I’ve heard far too many times “I have no purpose in life anymore,” to which I quickly respond, I know just how you feel. I was a stay-at-home mom for 24 years, pouring myself into being a super-wife, super-mom, super-volunteer and occasionally, serving in part-time ministry work at my church. I rose through the schools from the PTA to the board room, serving nine years as a school board trustee and four years as president. My “work” was not traditional, but I was passionate about what I did every place I served.
When my youngest left for college, I resigned my position on the school board. That’s when my identity seemed to fall apart, and I was terrified. Who was I? What would I do with myself? Did I even have anything to offer to the world? Who on earth would hire someone like me? I totally discounted my value. Actually, I thought I had none.
Today, I’m here to tell you that you were created with immense value, and your purpose in life is not to raise children. Through my own experience, deepening faith and training, I know each of us was put here for something bigger than ourselves, with a calling that transcends the seasons of our life.
Raising responsible adults is one of the most important roles you will have, but life doesn’t end with the empty nest. As long as you are breathing, you have purpose.
Take it from someone who has soared out of the empty nest, as a first-time solo-entrepreneur at the age of 53: Excitement begins when you allow yourself to follow the dreams you’ve put on the back burner, or to you create new ones you’d never imagined a few years before.
Here are a few tips to make the new chapter of your life a bit easier.
- Let go. Your young adult is looking forward to independence, to exploring the world and living on his own. Don’t smother him. My daughter had a friend in college whose mother called her several times a day. That poor girl was saddled with her mother’s needs for years. Know that you’ve taught your child well, and there is no need for you to check in daily. Stepping back will allow him to grow, and when your help is needed, he will ask.

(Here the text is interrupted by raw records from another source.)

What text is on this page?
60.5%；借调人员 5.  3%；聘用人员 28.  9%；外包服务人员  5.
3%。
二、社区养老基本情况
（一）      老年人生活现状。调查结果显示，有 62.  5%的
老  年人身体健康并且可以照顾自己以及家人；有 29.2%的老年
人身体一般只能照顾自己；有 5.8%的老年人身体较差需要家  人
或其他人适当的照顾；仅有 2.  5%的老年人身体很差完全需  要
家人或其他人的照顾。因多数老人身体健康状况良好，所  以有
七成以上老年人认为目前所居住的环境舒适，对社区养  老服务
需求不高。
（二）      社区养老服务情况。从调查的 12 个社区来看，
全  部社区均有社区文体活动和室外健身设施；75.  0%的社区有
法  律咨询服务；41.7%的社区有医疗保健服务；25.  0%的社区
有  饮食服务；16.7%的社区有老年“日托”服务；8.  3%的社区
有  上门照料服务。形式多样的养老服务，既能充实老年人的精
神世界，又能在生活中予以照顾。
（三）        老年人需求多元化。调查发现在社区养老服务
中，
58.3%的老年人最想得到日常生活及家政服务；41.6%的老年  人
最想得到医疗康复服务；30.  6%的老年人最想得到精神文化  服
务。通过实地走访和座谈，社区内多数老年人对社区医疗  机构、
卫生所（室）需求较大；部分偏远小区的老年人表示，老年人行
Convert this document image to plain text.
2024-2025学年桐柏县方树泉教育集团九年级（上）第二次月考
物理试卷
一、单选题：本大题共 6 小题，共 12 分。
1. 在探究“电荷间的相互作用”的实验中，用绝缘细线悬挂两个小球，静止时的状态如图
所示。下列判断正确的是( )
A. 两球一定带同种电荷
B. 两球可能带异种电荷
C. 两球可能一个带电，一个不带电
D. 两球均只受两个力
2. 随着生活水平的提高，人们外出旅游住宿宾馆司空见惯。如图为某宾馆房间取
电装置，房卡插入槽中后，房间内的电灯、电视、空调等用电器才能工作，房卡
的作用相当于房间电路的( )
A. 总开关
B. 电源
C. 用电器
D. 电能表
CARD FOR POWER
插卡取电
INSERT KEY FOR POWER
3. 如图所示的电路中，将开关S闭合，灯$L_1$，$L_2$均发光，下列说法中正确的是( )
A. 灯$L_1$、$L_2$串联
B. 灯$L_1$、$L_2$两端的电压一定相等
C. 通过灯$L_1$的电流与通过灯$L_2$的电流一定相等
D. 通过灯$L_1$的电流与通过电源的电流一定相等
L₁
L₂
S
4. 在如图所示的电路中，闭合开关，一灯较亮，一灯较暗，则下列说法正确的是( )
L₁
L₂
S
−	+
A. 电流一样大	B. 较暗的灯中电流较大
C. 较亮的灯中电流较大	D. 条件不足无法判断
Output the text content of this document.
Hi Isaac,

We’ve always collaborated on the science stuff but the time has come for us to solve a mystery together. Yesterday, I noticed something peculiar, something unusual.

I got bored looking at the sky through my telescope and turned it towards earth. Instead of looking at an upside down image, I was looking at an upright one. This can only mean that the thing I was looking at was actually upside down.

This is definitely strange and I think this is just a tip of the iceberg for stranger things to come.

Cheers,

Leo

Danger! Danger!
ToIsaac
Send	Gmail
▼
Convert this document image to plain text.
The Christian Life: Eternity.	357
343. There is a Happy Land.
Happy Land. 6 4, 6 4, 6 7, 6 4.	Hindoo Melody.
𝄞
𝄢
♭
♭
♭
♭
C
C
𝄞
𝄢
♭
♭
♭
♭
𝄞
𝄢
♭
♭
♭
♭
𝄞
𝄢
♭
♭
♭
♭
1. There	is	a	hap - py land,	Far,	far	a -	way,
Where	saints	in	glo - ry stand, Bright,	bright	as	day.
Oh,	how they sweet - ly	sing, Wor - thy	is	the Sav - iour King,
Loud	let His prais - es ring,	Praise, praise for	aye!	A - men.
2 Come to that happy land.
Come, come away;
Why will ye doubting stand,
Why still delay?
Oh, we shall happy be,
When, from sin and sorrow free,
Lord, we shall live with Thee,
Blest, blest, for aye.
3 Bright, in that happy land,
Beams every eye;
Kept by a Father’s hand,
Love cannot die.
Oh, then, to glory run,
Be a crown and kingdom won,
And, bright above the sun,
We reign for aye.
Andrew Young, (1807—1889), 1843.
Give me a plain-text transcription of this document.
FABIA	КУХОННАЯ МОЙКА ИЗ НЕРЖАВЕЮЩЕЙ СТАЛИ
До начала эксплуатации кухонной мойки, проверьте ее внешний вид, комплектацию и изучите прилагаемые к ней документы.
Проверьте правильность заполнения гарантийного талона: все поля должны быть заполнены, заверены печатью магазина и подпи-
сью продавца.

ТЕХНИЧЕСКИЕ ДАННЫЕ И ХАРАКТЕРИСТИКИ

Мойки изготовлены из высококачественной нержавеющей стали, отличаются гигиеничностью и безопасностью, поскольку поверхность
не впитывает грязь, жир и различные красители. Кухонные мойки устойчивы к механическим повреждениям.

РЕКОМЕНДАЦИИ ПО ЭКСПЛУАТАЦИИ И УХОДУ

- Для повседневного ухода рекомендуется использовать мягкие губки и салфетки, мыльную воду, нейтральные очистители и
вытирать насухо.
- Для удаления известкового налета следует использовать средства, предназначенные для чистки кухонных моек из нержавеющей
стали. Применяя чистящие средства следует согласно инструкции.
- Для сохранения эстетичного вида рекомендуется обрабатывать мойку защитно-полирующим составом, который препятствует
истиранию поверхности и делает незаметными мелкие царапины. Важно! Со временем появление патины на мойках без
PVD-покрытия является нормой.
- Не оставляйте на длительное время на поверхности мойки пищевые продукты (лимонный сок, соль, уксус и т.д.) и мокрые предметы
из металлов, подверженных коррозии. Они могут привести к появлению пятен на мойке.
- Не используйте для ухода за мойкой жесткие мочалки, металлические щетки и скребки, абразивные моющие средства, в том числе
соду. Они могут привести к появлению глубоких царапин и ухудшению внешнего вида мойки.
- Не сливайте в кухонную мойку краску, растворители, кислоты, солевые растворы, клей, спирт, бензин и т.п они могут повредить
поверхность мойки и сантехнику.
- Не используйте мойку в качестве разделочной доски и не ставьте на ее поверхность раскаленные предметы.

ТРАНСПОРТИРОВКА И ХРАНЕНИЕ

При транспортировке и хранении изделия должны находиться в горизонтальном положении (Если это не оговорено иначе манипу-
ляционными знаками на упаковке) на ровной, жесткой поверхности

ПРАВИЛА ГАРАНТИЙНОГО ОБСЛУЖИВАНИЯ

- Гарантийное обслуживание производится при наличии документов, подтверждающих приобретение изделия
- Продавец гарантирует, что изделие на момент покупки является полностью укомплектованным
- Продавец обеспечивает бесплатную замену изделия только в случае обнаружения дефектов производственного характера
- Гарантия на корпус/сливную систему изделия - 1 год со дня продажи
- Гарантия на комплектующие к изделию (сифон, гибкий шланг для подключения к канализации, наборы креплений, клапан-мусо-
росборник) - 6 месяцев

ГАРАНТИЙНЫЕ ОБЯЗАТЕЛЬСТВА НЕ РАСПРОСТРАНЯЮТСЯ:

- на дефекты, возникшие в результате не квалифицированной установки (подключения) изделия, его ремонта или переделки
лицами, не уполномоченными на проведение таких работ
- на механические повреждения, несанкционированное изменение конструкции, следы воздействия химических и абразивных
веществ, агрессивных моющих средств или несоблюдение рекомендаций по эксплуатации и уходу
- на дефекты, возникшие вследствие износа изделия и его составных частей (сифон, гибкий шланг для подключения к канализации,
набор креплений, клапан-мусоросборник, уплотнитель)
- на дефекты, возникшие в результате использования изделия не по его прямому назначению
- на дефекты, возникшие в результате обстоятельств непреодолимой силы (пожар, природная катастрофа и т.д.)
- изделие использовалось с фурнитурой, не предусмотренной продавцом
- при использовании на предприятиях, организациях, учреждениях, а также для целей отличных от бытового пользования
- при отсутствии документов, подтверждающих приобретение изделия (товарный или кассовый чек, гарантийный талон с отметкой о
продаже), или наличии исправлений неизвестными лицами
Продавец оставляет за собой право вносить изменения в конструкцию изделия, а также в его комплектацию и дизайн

- Focus on YOU. You have devoted years to your children. Now it’s time to take care of yourself. Spend time nourishing your mind, body and spirit with a spa day or girlfriend getaway. Take a class, read that stack of books, do something creative. I know you’ve said “when the kids go away, I want to…”
- Rekindle the romance. Chances are you have been so busy raising your children that your love life has been put on the back burner. Make a concerted effort to get to know your husband or significant other all over again. I remember sitting in our living room the first few nights after my son left, looking at my husband and asking, “what do we do now?” We’d not even taken a vacation by ourselves in 25 years. We had a lot of catching up to do.
- Cultivate new friendships. Now is the time for you to choose the friends you want to have in your life. Look around for groups that focus on your interests, filled with women who are interesting and fun. If that seems overwhelming, start small and invite someone to coffee or lunch. Chances are she’s looking for new friends, too, and will be glad you reached out.
- Reinvent yourself. Go forward in eager anticipation of what your future holds. Allow yourself to “dream big and step out on faith.” Set new goals that will stretch you and make you grow. It’s time to do something you’ve always wanted to do, but never had the chance. Are you ready for a career change, or a chance to start your own business or a world-changing non-profit? Go for it. Live with purpose and excitement as you turn your “empty nest” into a rich and fulfilling time to spread your own wings and fly.